Antígona é filha e irmã de seu pai e filha e neta de sua mãe. Édipo, por seu casamento, anulou a sucessão regrada das gerações no tempo: ele deixou de ser filho de sua mãe e primo de Hemon, "recuando" para a posição de tio deste. O incesto faz com que os termos normais (filho, primo de primeiro ou segundo graus, tio, sobrinho etc.) se tornem insuficientes e sem pertinência. Tomemos, por exemplo, a posição de Antígona em relação a seu noivo. Uma vez que a filha de Édipo (primo de Hemon) foi gerada com a mãe (tia de Hemon), ela oscila entre prima de primeiro e de segundo grau, se aproximando do lugar da sobrinha.
Vejamos o porquê: o nome de parentesco para a neta (Antígona é neta e filha) de uma tia é: "prima de segundo grau". No entanto essa noção vale para uma prima engendrada por um pai que veio de "fora" (numa união exogâmica), porém não é mais pertinente quando esse pai é primo do sobrinho da mãe.
A dificuldade de nomear esses graus de parentesco deformados pelo incesto repercute em inúmeras insinuações do texto grego e do alemão. É bem verdade que as intrincadas torções da genealogia tebana -e da poesia de Sófocles e de Hölderlin- requerem alguma concentração, mas isso não justifica o tratamento superficial dos problemas simbólicos e poéticos, quando o resenhador critica os "absurdos (genea)lógicos" que eu teria introduzido. Esses "absurdos" constituem a própria trama da tragédia de Sófocles. Ter poeticamente salientado esse aspecto central constitui uma das contribuições maiores do poeta alemão. Meu comentário segue minuciosamente o enredo dessa trama.
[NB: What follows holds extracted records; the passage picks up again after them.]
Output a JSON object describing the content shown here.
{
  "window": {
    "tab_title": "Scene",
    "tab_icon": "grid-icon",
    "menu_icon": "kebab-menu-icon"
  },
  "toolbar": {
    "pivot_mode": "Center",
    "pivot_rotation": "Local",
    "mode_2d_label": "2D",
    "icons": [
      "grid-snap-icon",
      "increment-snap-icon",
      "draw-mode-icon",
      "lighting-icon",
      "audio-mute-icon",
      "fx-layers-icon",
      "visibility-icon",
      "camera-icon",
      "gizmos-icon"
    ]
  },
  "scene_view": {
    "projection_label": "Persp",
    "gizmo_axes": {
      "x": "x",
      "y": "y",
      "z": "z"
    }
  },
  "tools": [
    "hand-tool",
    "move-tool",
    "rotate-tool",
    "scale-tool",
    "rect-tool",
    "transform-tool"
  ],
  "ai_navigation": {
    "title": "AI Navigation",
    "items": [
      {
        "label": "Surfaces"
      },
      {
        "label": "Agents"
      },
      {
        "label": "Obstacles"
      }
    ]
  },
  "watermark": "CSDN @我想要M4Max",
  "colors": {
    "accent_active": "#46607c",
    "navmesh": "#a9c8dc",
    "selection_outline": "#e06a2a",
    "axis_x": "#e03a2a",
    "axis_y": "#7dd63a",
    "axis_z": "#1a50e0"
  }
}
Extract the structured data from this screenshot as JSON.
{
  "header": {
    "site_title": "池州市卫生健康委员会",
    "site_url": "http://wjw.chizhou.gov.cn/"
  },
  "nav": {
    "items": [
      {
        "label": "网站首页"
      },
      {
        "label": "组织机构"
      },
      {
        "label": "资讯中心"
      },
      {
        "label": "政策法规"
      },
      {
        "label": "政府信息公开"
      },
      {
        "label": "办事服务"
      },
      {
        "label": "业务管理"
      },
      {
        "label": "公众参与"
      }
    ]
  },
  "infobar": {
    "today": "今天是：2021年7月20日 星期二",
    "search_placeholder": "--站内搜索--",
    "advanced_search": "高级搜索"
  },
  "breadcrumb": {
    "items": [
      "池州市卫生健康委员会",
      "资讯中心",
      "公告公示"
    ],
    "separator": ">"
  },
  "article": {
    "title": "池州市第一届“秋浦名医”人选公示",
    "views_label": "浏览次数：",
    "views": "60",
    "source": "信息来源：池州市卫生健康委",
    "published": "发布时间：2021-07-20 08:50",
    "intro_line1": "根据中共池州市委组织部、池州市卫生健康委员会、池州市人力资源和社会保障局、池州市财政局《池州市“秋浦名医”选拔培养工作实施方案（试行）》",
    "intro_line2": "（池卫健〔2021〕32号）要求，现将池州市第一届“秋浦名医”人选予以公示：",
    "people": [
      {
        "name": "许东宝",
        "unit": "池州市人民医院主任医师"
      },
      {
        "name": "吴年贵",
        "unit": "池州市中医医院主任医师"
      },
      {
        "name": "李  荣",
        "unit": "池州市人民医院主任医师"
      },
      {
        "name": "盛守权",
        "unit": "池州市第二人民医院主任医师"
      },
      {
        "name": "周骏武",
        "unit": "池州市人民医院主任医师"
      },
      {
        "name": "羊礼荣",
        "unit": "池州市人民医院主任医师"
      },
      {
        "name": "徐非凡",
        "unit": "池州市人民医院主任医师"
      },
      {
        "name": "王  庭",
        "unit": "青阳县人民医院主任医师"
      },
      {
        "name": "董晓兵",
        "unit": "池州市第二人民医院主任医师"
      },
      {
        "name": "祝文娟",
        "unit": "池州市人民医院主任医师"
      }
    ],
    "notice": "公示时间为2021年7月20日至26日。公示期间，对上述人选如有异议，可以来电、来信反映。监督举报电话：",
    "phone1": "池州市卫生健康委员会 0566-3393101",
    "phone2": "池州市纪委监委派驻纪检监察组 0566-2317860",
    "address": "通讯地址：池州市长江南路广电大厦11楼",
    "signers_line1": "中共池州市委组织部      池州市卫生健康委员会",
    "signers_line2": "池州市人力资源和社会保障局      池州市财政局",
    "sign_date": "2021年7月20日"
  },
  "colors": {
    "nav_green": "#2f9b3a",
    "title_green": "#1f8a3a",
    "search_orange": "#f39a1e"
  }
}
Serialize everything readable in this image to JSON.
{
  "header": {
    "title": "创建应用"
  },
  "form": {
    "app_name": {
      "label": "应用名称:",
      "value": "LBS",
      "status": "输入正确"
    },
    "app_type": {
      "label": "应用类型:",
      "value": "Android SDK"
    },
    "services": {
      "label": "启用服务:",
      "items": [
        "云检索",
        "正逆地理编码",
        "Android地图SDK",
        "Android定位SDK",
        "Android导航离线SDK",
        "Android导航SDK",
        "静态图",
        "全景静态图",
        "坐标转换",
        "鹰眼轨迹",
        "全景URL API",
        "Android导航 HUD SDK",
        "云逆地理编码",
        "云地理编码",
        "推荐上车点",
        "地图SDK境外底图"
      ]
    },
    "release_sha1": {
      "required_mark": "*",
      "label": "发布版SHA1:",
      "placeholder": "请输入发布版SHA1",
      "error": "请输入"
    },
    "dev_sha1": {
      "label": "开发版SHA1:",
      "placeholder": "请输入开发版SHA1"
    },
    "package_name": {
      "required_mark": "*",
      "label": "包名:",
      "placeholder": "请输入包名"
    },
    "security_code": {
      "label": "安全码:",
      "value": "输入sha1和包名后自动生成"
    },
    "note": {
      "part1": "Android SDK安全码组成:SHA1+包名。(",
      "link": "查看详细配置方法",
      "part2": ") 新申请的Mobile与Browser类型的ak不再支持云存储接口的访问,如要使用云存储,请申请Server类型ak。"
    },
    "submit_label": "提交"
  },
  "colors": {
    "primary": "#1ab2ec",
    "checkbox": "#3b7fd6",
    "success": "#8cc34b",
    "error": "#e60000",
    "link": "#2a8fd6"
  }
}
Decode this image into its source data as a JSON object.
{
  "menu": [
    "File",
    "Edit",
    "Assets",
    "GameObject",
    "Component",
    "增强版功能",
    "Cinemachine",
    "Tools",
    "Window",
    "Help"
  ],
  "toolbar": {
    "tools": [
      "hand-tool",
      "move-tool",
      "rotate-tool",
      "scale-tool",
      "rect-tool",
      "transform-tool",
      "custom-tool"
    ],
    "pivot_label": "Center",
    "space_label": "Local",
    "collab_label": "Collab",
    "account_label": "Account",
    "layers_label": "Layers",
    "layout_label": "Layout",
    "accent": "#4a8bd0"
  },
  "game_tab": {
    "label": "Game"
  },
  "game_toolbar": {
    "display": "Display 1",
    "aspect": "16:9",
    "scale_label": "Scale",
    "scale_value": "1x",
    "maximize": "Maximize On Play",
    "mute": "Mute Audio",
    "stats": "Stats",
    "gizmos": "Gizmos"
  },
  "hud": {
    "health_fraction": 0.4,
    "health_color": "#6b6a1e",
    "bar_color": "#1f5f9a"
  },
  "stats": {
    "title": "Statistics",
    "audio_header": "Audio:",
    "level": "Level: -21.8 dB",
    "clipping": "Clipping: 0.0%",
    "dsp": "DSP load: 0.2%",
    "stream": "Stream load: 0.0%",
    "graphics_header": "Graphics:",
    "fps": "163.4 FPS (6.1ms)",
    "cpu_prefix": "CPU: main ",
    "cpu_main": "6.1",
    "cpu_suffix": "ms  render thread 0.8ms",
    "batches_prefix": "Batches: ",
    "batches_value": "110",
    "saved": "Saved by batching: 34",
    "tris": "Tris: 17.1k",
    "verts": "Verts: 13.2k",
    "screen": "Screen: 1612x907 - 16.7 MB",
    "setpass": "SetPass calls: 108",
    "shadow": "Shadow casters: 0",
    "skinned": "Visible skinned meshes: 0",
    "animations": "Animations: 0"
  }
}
A transcriação poética do texto de Sófocles por Hölderlin vem acompanhada de torções lexicais e sintáticas que devem ser vertidas para o português. Elas tornam visíveis sentidos ocultos que, por sua vez, exigem novos esforços interpretativos. Já em sua época Hölderlin foi objeto de críticas que o tempo foi capaz de anular. Versões classicistas, como a francesa de Paul Mazon, terminam por aplainar essa diversidade de sentidos. O cotejamento de traduções teve, necessariamente, de levar em conta essa multiplicidade de significações com o intuito de mostrar a íntima conexão entre a criação e o sentido. Lástima que o resenhador tenha confundido os problemas da transcriação poética e seu sentido filosófico com um "insuficiente" conhecimento de idiomas.


Kathrin Rosenfield é professora de teoria literária na Universidade Federal do Rio Grande do Sul e acaba de lançar "Antígona - De Sófocles a Hölderlin" (Editora L&PM).